I will however contest *some* of that which I strongly disagree with (and which was responding to my initial posts):

For starters, Joe makes one assertion I do not believe... The US is not a gathering of foreigners - they mostly all hail the same flag, and are thus Americans. Their historical background has little to do with their current cultural background (I'll concede that 'ethno' was a mistake on my part).

I really agree with Jael here:

It's so tempting to walk the easy path, where you have simple clear truths. In my opinion simple clear truths are damn outright lies - right is not always right. Wrong is not always wrong. Grey has shades. There are, as she says, moral, ethical, and historical complexity of these situations...

Yes, Europeans have a larger history of terror and even a more recent knowledge base. That doesn't disqualify us from being able to discern between the truth and lies.



sigbjørn olsen
3.10.02 @ 7:50a

We have even got first-hand knowledge on how to stop fighting. Face it, if it's something Europeans have been damn good at it's killing each other. Since the Thirty-year war every single generation in Europe has been on the battlefield. Except the last one. We are now economically and politically dependant, even unified. If there is any lesson to be taken from the European case study it is to hug your enemies.

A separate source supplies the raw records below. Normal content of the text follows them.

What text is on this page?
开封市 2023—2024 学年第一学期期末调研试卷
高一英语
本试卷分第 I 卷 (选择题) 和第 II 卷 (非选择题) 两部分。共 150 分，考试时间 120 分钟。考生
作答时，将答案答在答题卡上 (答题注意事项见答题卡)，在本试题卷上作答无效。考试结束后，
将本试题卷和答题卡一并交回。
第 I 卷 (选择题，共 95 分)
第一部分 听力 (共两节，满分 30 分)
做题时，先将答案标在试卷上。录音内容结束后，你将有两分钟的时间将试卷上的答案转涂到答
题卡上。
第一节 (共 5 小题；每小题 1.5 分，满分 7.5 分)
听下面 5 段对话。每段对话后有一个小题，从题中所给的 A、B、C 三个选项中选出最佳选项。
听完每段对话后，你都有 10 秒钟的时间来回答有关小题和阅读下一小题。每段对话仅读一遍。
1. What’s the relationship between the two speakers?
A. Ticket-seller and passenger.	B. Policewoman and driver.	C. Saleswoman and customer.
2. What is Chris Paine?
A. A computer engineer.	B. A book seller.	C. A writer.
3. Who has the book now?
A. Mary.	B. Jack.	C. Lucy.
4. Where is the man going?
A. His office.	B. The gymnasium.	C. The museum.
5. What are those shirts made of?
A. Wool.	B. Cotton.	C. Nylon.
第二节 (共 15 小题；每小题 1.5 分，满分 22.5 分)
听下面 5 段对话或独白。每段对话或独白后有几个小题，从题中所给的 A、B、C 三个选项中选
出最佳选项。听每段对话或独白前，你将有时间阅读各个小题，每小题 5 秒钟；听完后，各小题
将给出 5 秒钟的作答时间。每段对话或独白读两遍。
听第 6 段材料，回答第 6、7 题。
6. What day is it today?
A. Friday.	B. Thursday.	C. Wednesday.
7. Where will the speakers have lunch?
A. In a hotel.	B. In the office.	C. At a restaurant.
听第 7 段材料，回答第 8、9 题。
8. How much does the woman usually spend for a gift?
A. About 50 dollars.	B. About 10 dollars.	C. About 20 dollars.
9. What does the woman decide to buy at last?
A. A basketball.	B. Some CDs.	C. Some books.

Joe, in my eyes you are correct in only one tiny portion of your argument, and that is that you have some people who are completely mentally blocked to any other prospect than destruction. Those you need to 'handle' - those were the ones who got people to hijack planes. But you seem to be disregarding that those people would probably not have been motivated to follow Al-Quada if their lives didn't relate to their propaganda...

For crying out loud, the victim of violence is rarely unrelated to the weilder of violence. Hitler did not come to power without the help of the Entente (France, Britain, US, Russia mainly) powers. They created a damn oppressive war settlement - Germany became a ticking bomb as a result. And it is incredibly naive of the US to think that they can dismiss the factors that make perfectly ordinary people willing to die for some cause.

A little brown man once said "An eye for an eye leaves the whole world blind." I think he has a point.